Le couvre-feu est encore et toujours imposé
dans les zones urbaines sous influence du
DHKP-C comme à Armutlu, Gazi, Okmeydani,
Nurtepe et autres quartiers stambouliotes.
Les panzers sèment littéralement
la terreur durant les manifestations
En août dernier, à l'appel de
sympathisants du DHKP-C, des milliers de commerçants
ont participé à une action de
fermeture de leur échoppe qui dura
plusieurs heures. Cette action était
destinée à condamner les bombardements
israéliens sur le Liban et la Palestine.
Le 28 août dernier, les forces de police
menèrent plusieurs rafles à
Istanbul et Ankara pour arrêter les
instigateurs de cette action pourtant démocratique.
Les commerçants ont été
eux aussi terrorisés et les "
agitateurs " jetés en prison de
type F !
En voyant les déploiements policiers
et leur brutalité, certains ont cru
à un retour au coup d'état de
1980 et à l'état d'urgence.
Autre exemple, aujourd'hui, si vous déclarez
que "l'objection de conscience"
est un droit de l'Homme, vous vous retrouvez
sur le banc des accusés pour "insulte
à l'armée".
C'est ce qui est arrivé à cette
malheureuse journaliste Perihan Magden
Vous avez dit "Etat
de droit" Monsieur le Procureur?
Suis-je un dirigeant du DHKP-C ?
Dans son réquisitoire, Monsieur le
Procureur m'accuse d'être un leader
du DHKP-C. Il explique en même temps
que cette organisation croit posséder
la vérité absolue et ne respecte
aucune autre idée que la sienne.
Or, j'entretiens un contact régulier,
avec diverses personnalités politiques,
académiques, artistiques et scientifiques
de Belgique et d'ailleurs, qui prônent
des idées parfois diamétralement
opposées aux miennes et collabore avec
ces personnalités dans le respect total
de leurs opinions.
Depuis 6 ans, je me consacre tout particulièrement
à défendre le droit des prisonniers
de Turquie à vivre dignement et décemment.
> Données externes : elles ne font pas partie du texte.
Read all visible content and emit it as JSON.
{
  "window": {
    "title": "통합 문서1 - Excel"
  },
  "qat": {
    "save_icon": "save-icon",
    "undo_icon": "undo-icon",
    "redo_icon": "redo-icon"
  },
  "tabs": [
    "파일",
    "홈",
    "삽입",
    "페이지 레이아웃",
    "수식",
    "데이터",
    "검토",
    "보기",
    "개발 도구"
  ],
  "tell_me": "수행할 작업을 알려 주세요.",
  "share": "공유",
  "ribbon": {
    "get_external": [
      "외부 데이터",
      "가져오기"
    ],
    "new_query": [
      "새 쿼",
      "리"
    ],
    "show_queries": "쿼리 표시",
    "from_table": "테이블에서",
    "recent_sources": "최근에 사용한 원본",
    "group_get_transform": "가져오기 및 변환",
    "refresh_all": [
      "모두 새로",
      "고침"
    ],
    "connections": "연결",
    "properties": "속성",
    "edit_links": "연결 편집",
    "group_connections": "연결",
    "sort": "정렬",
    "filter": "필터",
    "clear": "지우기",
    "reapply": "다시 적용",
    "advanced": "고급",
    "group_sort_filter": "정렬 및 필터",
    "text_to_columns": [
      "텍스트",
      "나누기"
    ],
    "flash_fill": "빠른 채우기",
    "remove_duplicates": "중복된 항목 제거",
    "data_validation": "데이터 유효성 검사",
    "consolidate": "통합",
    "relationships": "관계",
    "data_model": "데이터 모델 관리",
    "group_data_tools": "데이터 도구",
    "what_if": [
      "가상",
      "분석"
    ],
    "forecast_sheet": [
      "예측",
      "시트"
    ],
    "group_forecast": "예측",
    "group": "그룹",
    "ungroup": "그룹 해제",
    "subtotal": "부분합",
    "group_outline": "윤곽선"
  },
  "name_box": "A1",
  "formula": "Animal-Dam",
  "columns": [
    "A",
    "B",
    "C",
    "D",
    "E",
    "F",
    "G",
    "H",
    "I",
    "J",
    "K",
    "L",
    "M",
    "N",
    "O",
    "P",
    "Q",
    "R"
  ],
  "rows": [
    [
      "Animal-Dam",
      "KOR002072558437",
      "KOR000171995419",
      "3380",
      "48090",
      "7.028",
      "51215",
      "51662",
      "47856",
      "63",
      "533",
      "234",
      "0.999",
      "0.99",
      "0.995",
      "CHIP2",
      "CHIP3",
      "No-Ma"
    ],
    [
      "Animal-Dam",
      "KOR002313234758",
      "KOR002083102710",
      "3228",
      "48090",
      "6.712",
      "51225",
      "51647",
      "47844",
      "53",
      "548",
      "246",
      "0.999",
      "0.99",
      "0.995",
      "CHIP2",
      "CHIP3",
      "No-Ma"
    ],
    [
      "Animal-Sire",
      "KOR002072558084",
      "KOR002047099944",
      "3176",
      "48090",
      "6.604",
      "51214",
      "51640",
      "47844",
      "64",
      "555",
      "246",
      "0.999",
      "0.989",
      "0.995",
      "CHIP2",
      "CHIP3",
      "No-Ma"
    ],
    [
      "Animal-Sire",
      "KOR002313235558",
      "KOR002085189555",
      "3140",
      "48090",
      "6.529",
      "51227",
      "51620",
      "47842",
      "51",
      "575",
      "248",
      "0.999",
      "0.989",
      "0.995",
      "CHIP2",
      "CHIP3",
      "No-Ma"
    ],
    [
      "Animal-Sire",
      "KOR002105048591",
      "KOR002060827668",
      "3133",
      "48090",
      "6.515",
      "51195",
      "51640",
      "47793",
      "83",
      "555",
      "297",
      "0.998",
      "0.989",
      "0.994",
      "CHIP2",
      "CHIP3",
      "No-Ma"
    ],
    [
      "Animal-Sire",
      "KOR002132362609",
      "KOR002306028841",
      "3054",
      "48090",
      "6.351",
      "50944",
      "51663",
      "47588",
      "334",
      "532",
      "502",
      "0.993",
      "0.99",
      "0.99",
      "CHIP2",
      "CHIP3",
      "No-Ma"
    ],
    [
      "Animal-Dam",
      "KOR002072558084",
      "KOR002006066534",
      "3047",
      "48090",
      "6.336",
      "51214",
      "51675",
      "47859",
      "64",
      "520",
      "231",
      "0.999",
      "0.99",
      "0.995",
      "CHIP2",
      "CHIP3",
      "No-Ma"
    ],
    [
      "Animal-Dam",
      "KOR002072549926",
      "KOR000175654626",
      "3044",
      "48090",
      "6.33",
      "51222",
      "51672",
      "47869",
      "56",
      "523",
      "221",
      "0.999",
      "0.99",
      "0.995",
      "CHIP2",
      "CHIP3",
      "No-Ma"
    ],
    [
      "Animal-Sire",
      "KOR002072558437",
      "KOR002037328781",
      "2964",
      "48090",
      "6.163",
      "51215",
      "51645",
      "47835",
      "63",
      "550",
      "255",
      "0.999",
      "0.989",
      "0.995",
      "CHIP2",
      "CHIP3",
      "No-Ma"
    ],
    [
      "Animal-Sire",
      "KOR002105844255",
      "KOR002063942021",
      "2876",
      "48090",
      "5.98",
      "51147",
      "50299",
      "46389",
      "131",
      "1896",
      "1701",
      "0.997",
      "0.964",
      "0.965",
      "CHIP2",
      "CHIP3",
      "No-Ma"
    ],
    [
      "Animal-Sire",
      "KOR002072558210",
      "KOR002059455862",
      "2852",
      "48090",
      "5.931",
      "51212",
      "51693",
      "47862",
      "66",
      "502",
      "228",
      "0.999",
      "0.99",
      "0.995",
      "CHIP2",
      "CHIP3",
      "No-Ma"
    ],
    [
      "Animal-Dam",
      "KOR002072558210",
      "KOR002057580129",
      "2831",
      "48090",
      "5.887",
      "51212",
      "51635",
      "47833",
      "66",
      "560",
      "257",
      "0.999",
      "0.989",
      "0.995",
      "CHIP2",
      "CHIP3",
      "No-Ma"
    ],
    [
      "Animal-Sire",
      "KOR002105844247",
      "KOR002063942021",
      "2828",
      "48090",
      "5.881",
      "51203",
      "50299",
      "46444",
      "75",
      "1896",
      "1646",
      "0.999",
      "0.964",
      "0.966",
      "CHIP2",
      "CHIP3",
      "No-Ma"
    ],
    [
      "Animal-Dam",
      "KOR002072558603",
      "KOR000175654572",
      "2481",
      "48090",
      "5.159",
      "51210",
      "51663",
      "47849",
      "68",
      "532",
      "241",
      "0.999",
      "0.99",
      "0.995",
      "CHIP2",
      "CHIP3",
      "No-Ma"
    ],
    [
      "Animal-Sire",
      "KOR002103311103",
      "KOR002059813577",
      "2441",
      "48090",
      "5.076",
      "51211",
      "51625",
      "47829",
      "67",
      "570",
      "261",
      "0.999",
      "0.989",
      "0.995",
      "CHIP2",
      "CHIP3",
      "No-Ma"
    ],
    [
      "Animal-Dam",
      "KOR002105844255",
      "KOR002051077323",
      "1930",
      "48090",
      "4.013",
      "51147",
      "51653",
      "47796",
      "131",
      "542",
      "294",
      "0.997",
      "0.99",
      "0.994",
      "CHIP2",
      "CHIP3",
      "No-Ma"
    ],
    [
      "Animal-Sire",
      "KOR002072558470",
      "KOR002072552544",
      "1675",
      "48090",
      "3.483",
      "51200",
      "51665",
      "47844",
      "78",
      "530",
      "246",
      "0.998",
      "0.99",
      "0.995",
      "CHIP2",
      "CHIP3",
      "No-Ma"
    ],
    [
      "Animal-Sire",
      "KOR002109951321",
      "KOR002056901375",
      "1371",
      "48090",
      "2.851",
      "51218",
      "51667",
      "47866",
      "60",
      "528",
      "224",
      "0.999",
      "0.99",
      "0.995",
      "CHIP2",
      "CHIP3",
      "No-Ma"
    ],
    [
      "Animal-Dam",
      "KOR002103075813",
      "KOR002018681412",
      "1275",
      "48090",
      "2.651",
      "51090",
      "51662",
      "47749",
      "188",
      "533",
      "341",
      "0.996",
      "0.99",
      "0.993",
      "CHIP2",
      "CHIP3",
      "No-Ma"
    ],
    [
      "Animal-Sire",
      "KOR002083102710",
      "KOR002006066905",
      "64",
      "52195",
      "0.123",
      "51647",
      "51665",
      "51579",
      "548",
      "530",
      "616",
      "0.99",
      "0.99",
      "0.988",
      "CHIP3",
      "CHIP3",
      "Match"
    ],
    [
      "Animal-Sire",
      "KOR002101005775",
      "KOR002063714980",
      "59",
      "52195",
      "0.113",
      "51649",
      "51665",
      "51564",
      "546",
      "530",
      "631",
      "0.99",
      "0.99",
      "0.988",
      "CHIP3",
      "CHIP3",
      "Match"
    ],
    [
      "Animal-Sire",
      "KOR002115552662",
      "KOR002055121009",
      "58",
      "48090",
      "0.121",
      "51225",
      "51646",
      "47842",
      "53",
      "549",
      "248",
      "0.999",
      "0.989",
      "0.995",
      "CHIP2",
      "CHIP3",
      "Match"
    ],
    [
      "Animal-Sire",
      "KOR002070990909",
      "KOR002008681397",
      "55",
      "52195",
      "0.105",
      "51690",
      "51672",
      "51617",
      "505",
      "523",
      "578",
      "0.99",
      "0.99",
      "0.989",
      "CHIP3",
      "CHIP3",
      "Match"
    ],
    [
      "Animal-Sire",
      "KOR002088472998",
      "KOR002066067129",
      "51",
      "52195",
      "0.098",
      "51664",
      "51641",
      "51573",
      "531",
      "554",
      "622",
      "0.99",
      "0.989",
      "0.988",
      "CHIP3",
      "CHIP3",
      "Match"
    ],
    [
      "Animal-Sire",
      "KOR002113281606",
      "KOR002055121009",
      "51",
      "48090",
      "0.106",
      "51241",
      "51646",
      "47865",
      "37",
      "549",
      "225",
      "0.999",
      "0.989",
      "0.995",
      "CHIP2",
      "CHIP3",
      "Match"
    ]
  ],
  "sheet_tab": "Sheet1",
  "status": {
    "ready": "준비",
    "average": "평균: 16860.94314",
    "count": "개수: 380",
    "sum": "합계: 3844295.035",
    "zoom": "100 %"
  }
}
J'ai participé à l'envoi de
missions d'observation en Turquie. Dans ce
cadre, j'ai arrangé de nombreux rendez-vous
entre des institutions turques et des observateurs
européens.
J'ai traduit et rédigé des
dizaines de milliers de pages de rapports
sur les violations des droits de l'Homme,
d'articles de la presse gouvernementale,
de témoignages de
détenus et de leurs familles, de pétitions,
de communiqués de presse d'ONG ou
de lettres personnalisées notamment à
des parlementaires belges et européens.
En ce moment même, je contribue activement
au dialogue entre les détenus et le
gouvernement pour la cessation du conflit
dans les prisons et pour l'amélioration
de leurs conditions de détention.
Alors de deux choses l'une : soit le DHKP-C
n'est pas une organisation fanatique et sectaire
comme le prétend le Procureur Delmulle.
Soit, je ne suis pas membre de l'organisation.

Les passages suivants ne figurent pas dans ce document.